Because we don't really want to model the distribution over the variables of time
t. And the 2TBN defines a conditional
distribution using the chain rule. You can tell me it looks exactly like the
chain rule. So, the probability of X prime, given X
is the product of each variable and time t plus one, so only the prime variables
can have parents. Which may or be, may be in time P plus
one, time P, or a combination of both. A dynamic Bayesian network is now
basically defined by a 2TBN, which we just defined, and a Bayesian
network over times zero. So, this is the dynamics and this is the
initial state. And we can use that to define arbitrary
probability distributions for sorry,
probability distributions over arbitrarily long trajectories using
what's called the unrolled network or also called the ground network.

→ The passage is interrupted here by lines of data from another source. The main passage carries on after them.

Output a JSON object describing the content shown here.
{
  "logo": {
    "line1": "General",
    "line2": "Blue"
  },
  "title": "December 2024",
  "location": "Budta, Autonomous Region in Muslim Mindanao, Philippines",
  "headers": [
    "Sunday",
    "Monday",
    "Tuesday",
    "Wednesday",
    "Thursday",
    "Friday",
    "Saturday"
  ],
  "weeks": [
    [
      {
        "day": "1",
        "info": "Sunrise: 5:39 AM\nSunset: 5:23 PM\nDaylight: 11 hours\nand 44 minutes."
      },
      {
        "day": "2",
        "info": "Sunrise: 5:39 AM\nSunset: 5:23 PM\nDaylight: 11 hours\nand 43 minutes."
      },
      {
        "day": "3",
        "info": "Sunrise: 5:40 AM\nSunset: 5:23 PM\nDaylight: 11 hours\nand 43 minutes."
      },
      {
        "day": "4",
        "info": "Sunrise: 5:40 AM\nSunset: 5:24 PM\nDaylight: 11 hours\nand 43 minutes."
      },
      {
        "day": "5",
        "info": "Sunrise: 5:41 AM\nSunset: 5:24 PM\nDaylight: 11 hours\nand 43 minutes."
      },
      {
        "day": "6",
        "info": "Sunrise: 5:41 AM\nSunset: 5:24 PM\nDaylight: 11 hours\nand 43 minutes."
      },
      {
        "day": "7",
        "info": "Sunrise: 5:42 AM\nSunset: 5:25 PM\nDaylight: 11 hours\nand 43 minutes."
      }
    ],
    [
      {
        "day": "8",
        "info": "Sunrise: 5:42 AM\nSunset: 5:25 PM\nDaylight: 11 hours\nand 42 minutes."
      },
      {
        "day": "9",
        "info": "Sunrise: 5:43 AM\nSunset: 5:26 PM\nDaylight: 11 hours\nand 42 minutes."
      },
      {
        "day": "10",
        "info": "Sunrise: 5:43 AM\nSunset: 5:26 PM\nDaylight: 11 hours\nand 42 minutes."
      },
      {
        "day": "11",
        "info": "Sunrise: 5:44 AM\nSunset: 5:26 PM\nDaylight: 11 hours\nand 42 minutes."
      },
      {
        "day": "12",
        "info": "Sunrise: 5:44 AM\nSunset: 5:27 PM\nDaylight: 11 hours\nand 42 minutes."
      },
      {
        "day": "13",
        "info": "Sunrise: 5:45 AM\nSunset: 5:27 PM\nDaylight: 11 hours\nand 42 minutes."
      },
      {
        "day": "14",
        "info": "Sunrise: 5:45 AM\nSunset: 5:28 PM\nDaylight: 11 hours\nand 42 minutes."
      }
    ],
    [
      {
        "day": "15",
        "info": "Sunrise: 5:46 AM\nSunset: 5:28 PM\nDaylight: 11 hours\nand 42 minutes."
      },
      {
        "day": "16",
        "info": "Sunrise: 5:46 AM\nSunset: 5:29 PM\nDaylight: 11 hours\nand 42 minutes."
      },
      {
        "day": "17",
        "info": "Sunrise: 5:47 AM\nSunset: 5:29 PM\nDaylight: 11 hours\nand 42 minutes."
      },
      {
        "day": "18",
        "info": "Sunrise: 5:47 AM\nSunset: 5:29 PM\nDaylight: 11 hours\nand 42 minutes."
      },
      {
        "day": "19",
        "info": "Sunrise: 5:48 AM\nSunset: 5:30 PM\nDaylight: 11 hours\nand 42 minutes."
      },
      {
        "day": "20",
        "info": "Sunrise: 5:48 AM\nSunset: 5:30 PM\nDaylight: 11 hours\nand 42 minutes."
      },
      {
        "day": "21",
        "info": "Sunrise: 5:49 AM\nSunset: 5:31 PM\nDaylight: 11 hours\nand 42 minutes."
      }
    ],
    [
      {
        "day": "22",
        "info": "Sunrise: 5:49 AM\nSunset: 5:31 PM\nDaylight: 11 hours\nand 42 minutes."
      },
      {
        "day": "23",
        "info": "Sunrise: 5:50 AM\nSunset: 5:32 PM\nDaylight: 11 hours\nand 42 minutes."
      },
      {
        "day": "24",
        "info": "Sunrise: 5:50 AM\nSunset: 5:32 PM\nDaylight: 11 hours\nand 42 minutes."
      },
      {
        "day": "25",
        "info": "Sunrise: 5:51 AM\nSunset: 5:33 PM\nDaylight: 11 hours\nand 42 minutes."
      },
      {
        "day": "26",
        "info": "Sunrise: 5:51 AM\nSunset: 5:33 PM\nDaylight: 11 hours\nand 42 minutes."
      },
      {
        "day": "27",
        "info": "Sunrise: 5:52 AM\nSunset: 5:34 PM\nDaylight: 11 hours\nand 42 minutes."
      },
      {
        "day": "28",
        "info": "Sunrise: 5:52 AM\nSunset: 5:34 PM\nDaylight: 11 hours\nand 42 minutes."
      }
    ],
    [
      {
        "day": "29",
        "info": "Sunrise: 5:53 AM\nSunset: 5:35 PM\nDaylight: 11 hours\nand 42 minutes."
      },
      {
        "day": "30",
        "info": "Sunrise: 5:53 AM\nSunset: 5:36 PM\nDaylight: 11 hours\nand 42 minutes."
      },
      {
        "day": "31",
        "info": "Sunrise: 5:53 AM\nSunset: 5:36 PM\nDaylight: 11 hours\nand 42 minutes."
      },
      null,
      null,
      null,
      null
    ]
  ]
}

And this is exactly in the, as in the example that I showed,
the dependency model for time zero is copied from the Bayes net for time zero.
And this is, the transition is copied from the Base N under the nodes, the
conditional probability for transitions. So, before we conclude this lecture,
let's look at an example of a dynamic Bayesian network that is a more realistic
one than the simple examples that we've shown before.
This is a network that was actually designed for tracking vehicles in a
traffic situation. And so, we can see that there are
multiple variables here that represent both the position and velocity of the
vehicle both in an absolute sense. For example, this is Xdot and Ydot are
the velocities as well as various more semantic notions of location, like
whether you're in the lane. There are contextual variables such as
left clear and right clear. the engine status, for example as well as
what the driver is currently doing, for example the forward action and the
lateral action. We can see that there are persistence
edges that denote the persistence of various forms of the state from time t to
time t plus one, as well as a variety of these
intermediate variables over here that allow us to represent the probability
distribution in a more compact way by incorporating variables that do not
persist, or at least in this simplified model,, do not persist.
And finally, we see that there are a large number of
sensor observations, such as turn signal, whether the car is clear on the right and
on the left or appears to be clear on the right and left, and so, and so on.
So, this is a much more realistic model of how traffic evolves than the
simplified one that we saw before. To summarize, dynamic Bayesian networks
provides us with a language for encoding structured distributions over time.
And by making the assumptions of the Markovian evolution as well as time
invariance, you can use a single compact network to allow us to code arbitrarily
long transitions over arbitrarily long time sequences.